Much of the focus was on the failed Madison Guaranty Savings & Loan. And while it details a number of complex transactions, the real but unwritten point it makes is about the way business was conducted in a state where the power pool from industry, politics, finance and law is so small that it takes major diligence to avoid conflicts of interest.

Of course, that is if one is of a mind to do so in the first place.

Like group sex, everyone seems to be involved with everyone else at the same time.

Hillary Mrs. Clinton's role as a practicing attorney during her husband's long tenure as Arkansas governor was perhaps the largest potential conflict of interest. She apparently made only a passing attempt not to represent those with business before the state. Just the mere fact her husband was the state's chief executive brought clients to the Rose firm, and not sharing in the profits from that business, as she has contended, is a lame excuse. After all, any way the firm benefits, she benefits.

Also, it didn't stop her from sitting on boards, among them Tyson Chicken, Arkansas' largest employer, whose companies clearly were impacted by Bill Clinton's decisions.

On one occasion, Hillary Clinton was cited by the RTC for taking part, albeit a small one, in a federal action against Dan Lassater, whose savings and loan had defaulted, costing taxpayers several millions of dollars.
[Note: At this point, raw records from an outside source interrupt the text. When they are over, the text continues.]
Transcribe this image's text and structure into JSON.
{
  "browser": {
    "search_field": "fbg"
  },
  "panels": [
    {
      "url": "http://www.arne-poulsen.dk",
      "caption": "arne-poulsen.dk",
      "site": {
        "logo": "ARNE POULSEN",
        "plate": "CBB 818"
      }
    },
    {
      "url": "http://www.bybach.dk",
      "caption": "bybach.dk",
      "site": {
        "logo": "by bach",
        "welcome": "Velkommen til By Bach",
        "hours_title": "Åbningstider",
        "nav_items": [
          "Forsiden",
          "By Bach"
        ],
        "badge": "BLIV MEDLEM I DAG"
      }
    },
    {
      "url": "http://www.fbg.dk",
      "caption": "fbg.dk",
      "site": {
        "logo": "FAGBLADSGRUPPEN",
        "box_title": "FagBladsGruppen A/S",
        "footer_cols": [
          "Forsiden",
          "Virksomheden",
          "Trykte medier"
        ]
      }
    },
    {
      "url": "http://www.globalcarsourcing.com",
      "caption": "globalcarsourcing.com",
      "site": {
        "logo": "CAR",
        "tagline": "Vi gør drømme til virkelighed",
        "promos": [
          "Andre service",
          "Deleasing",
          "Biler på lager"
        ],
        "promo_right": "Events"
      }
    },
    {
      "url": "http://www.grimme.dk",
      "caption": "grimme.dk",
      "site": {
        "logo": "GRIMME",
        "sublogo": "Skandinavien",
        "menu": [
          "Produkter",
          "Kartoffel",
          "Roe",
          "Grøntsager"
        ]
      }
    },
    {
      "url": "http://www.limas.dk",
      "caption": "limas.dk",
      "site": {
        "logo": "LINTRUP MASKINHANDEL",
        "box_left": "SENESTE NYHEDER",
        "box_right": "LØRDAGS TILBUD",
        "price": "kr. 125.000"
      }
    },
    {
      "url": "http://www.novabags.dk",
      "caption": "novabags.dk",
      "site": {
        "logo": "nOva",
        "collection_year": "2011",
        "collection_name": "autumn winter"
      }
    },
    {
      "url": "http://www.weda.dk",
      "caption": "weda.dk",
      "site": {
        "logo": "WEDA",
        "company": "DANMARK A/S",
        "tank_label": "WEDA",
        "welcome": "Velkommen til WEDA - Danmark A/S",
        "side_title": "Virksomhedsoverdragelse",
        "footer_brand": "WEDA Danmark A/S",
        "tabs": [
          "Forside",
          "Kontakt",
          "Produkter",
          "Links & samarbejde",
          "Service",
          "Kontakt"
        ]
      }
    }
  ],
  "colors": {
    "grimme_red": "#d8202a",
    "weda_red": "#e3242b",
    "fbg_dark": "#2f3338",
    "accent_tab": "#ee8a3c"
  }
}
Lassater was a close friend of her mother-in-law, her brother-in-law, and, for that matter, her husband.

The Lassater case, in which Rose sued in behalf of the government to recover some of the taxpayer losses, should never have been handled by anyone in the firm, let alone Hillary Clinton.

Although reports of these apparent ethical breaches have been circulating since Bill Clinton took office, the RTC's findings put an an official stamp on them that isn't ever going away, even if the larger Whitewater issue does.

One would think that the president's education far from the Ozarks - Georgetown, Oxford, Yale - would have protected him from the pitfalls of local political custom. At least, the more obvious ones.

It didn't.

But then Clinton never really left his home state. He was born and bred in the briar patch and went right back there to reach his political goals.

And while they may teach you how to play the game one way at Georgetown and Oxford and Yale, that isn't always the way it is played in Little Rock, where both Bill and Hillary appear to have learned (or in Clinton's case, never forgotten) the rules well.

Sadly, the report is a clear warning about the dangers of electing a president from such a narrow and inbred base as Arkansas'.